Remote QGC connectors on Teradata are C++ table operator functions and connector libraries that sets up the connection and shared memory with QGL and sends and receives data and EOF messages/responses. The data conversion by default will be at the remote end but Post MVP, we will also add the hooks to let the user choose such that TD resources can be utilized for conversion, if needed.

The connector library will be loaded by the QGC driver when the request arrives. It is responsible for processing the metadata and import/export execution requests. Metadata is retrieved and mapped to the global data types and returned back to the driver for packing it in the response buffer. Import/export execution requests start the remote table operator functions pre-installed in Teradata. These functions will be responsible for transferring the data using QGC-QGL shared memory communication.

The remote functions identified below are added to support QGNG QGC.

- QGCRemoteImport: Remote Import function that is invoked when the query is initiated by a remote host and needs to transfer the data to this local Teradata system. This common remote import function will be used to transfer data from any remote host.
- QGCRemoteExport: Remote Export function that is invoked when the query is initiated by a remote host and needs to access data from the local Teradata system. This common remote import function will be used to export data to any remote host.

The remote QGC connector on Presto is a Java Presto connector that is loaded by the QGC driver using connector factory when the request arrives. This connector is responsible for processing the metadata and import/export execution requests. Metadata is retrieved and mapped to the global data types and returned back to the driver for packing it in the response buffer. Import/Export requests in turn invoke the QueryGrid connector registered into presto called QGRemote for data processing. This connector uses the framework and refactors the greyhound connector code. The data streaming APIs in the greyhound connector processes rows and uses the data conversion library to transfer data using QGC-QGL shared memory communication. The connector will be invoked by the QGC driver as part of DATAEXEC messages. The connection information including details like request UUID, NodeInfo of the local QGC and configuration parameters will be set in the session as NVP before invoking the QGRemote connector and will be used when transferring data.

QueryBuilder will construct query of the form ‘create table QG_GHconnector.default.temporarytable as select * from (select query from sourcetable); for the import processing which will pipeline data straight for processing and send to TD nodes, without saving temporary results on disk.

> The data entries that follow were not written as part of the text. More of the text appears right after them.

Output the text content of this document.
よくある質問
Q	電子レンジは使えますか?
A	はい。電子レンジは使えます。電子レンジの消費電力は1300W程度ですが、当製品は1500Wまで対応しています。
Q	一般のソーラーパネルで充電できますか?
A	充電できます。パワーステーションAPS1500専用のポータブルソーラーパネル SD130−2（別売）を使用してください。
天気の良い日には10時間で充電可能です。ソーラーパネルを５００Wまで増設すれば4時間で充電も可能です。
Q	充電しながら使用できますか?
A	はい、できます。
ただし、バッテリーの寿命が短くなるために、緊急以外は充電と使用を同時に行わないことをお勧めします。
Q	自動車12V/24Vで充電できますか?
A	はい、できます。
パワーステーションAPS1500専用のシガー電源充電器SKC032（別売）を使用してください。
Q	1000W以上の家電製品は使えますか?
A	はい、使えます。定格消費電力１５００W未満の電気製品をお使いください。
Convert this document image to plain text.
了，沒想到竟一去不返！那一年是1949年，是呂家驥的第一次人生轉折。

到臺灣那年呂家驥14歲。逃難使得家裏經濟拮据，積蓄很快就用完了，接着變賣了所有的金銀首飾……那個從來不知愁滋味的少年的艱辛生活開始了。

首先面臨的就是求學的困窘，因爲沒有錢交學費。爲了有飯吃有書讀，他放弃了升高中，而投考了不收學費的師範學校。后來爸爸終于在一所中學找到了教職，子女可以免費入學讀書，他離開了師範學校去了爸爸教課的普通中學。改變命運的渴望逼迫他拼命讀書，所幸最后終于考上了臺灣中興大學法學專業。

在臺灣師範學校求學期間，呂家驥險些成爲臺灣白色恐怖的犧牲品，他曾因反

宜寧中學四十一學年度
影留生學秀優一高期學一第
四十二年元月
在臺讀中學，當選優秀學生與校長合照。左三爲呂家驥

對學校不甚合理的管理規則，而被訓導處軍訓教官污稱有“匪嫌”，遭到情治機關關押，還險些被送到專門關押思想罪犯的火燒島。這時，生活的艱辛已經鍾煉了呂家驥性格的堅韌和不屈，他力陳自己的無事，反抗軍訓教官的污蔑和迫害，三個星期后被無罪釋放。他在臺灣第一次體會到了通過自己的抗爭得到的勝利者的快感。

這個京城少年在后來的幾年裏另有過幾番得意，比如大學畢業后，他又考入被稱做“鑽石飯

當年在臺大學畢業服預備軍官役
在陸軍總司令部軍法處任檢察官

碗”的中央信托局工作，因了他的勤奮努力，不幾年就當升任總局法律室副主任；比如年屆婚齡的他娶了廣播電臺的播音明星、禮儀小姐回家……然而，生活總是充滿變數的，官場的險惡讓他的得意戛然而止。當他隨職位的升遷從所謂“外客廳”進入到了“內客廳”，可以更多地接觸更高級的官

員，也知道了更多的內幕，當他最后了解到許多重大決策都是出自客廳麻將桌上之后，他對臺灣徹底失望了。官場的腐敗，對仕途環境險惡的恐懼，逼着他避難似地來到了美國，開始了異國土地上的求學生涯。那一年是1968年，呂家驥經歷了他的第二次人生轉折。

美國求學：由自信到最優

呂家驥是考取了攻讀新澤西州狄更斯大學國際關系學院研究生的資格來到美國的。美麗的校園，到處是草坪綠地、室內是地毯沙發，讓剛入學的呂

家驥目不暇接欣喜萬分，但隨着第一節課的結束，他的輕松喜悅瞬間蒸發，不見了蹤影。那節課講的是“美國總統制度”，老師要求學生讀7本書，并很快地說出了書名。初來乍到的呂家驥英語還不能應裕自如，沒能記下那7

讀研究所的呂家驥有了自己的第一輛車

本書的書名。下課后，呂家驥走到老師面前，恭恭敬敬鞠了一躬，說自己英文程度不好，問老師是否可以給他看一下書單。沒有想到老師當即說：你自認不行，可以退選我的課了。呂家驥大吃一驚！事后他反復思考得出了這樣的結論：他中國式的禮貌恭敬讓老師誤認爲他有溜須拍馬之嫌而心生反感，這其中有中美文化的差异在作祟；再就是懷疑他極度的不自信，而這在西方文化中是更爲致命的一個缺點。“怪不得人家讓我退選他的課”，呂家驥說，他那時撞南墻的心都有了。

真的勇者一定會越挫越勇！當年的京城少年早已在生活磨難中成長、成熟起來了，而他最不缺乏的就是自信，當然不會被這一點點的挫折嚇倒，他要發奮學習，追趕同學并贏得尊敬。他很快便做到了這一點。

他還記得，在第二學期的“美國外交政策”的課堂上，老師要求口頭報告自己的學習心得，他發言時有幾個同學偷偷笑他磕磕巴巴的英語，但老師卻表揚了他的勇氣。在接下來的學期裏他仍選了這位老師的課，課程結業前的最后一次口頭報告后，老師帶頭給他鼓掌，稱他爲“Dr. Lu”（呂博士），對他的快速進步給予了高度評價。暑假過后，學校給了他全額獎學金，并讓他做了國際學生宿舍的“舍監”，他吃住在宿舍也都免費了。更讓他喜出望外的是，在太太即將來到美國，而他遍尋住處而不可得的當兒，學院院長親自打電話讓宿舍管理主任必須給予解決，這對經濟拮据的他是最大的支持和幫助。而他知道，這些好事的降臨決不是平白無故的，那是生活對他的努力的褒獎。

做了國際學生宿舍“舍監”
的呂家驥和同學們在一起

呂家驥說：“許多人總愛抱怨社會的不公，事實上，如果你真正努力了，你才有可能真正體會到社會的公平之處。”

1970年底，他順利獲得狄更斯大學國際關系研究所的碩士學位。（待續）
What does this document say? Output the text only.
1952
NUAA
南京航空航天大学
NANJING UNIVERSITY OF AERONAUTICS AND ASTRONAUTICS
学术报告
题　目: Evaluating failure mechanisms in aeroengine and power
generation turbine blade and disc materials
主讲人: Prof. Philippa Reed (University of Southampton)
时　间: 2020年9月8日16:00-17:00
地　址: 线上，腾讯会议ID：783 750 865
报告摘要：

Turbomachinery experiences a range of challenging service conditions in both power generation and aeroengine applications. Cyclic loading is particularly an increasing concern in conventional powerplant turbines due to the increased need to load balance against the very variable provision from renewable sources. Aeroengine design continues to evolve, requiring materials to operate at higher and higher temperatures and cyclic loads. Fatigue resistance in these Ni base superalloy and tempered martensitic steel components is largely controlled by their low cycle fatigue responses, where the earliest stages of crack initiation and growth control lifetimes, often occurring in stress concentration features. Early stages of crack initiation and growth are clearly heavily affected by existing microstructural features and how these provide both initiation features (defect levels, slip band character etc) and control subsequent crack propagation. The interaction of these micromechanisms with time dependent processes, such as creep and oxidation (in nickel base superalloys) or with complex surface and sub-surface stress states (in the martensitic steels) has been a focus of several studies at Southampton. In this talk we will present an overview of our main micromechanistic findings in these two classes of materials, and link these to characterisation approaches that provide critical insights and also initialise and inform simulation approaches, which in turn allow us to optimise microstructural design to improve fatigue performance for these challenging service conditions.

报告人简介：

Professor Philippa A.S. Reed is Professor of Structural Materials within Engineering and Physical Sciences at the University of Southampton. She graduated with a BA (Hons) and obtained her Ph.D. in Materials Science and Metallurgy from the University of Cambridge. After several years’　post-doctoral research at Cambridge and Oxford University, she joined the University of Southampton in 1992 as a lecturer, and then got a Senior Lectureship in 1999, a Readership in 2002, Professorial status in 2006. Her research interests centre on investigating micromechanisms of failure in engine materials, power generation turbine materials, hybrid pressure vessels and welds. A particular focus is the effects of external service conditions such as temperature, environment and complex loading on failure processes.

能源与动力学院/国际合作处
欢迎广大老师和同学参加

Data will be written as DATA message to shared memory. Connector keeps track of response messages and sends EOF when data is exhausted. EOF_RESP triggers completion of data processing for that worker.

Data Type Mapping.

Mapping table that defines each data type uniquely and has a mapping from one source type to the other for each supported conversion.

Data Conversion Library.

Encoding/decoding routines to convert data to/from source and destination buffer formats. The conversion library can be installed on local and/or remote nodes. The metadata phase indicates if the remote provides conversion capability and the data format it uses for data transfer. This release of QGNG will only support data transfer in INDIC format over the wire.

The message flow between QGC and QGL for various import and export parsing and data transfer steps is now described. As part of an import operation, both initiator and remote connectors send/receives various messages as part of metadata and execution phases.

Initiator Connector—Metadata Phase.

Local QGC establishes a connection with local QGL and exchanges the session information and requests for a UUID associated with the request. QGC sends the Link name, along with Link version if provided, in shared memory before making a metadata request for retrieving remote table/query metadata, help, explain, stats, execution of foreign DDL/DML requests or for validating target system connection.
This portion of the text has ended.